Kimes continued, “The other context that matters is, I think there is some subtext that he is saying some of the criticism, perhaps, of his play this year might have been unfounded. Again, he is totally well within his rights to note that. But a lot of the criticism this year is substantiated because of his play. And I guess that’s why I come away from this feeling like, there is a lot of validity to this message, but it does seem like the wrong messenger at this moment.”

It is a brilliantly constructed response by Kimes. Rodgers did, in fact, make some great points about the state of modern media, which she acknowledged. The industry is dominated by people who are more concerned with promoting their brand than providing insightful commentary or creating a general sense of fun, hence the rise of “hot take” culture. While it drives numbers for the personalities and their bosses, it robs the public of the insight and positive energy they deserve from their sports coverage, which was far more prevalent in the pre-internet days.

With that being said, Rodgers feeds those issues by showing up each week on a nationally televised talk show run by the exact type of personalities he is criticizing. Pat McAfee (a punter, mind you; who remembers what he did in his career?) is a bombastic former player with a rapidly growing brand who runs his show alongside multiple other former players who have brands of their own, on top of some non-player personalities who are also prominent on social media. His show has grown popular because of its loud, brash nature, helping it trend on social media with all-caps captions and noisy clips on a daily basis.

Rodgers is in no position to criticize the state of modern sports media while he makes paid weekly appearances to promote the type of coverage he claims to detest, especially on the network he was probably directing his comments toward. If Rodgers truly believed in his comments about the media, he would stop showing his face on ESPN every week. Clearly, though, he just enjoys the attention (and money).

It also sounds like, as Kimes points out, Rodgers is using his criticism of the media as a subtle way to claim that criticisms about his performance in 2024 are unfounded.

In that case, maybe he should try ranking higher than 29th in yards per attempt (6.5) before firing back about his play. Gardner Minshew, Drake Maye, Bo Nix, Will Levis, Jameis Winston, and Anthony Richardson are among the quarterbacks throwing for more yards per attempt than Rodgers this season.

He could also try being more accurate, as he ranks 33rd out of 35 qualifiers in completion percentage over expected (-4.8%), per NFL Next Gen Stats. Only Richardson and Cooper Rush are behind Rodgers.

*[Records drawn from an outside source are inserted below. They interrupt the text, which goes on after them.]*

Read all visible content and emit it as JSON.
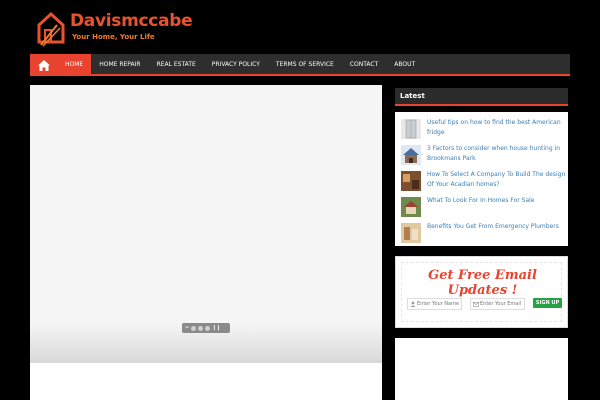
{
  "header": {
    "site_title": "Davismccabe",
    "tagline": "Your Home, Your Life",
    "accent_color": "#e8532e"
  },
  "nav": {
    "home_icon": "home-icon",
    "items": [
      {
        "label": "HOME",
        "active": true
      },
      {
        "label": "HOME REPAIR"
      },
      {
        "label": "REAL ESTATE"
      },
      {
        "label": "PRIVACY POLICY"
      },
      {
        "label": "TERMS OF SERVICE"
      },
      {
        "label": "CONTACT"
      },
      {
        "label": "ABOUT"
      }
    ]
  },
  "slider": {
    "controls": "prev/next"
  },
  "latest": {
    "title": "Latest",
    "posts": [
      {
        "title": "Useful tips on how to find the best American fridge"
      },
      {
        "title": "3 Factors to consider when house hunting in Brookmans Park"
      },
      {
        "title": "How To Select A Company To Build The design Of Your Acadian homes?"
      },
      {
        "title": "What To Look For In Homes For Sale"
      },
      {
        "title": "Benefits You Get From Emergency Plumbers"
      }
    ]
  },
  "email": {
    "title": "Get Free Email Updates !",
    "name_placeholder": "Enter Your Name",
    "email_placeholder": "Enter Your Email",
    "signup_label": "SIGN UP",
    "button_color": "#25a244"
  }
}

If nerd stats aren’t your thing, maybe wins and losses are. Rodgers is 3-10. And that heavily falls on his shoulders due to his brutal performance in the clutch. Rodgers has recorded only two game-winning drives out of eight opportunities. He has zero touchdown passes, two interceptions, and a 55.9 passer rating when the Jets are tied or trailing by one score with under five minutes remaining.

There is too much cold-hard evidence (which is what Rodgers presumably wants to hear instead of hot takes) going against Rodgers for him to try and use an anti-media rant as a method for proving why criticism of his play is unwarranted. But it’s just another day in the life of the 2024 Jets: lots of talking from their quarterback with nothing to back it up on the field.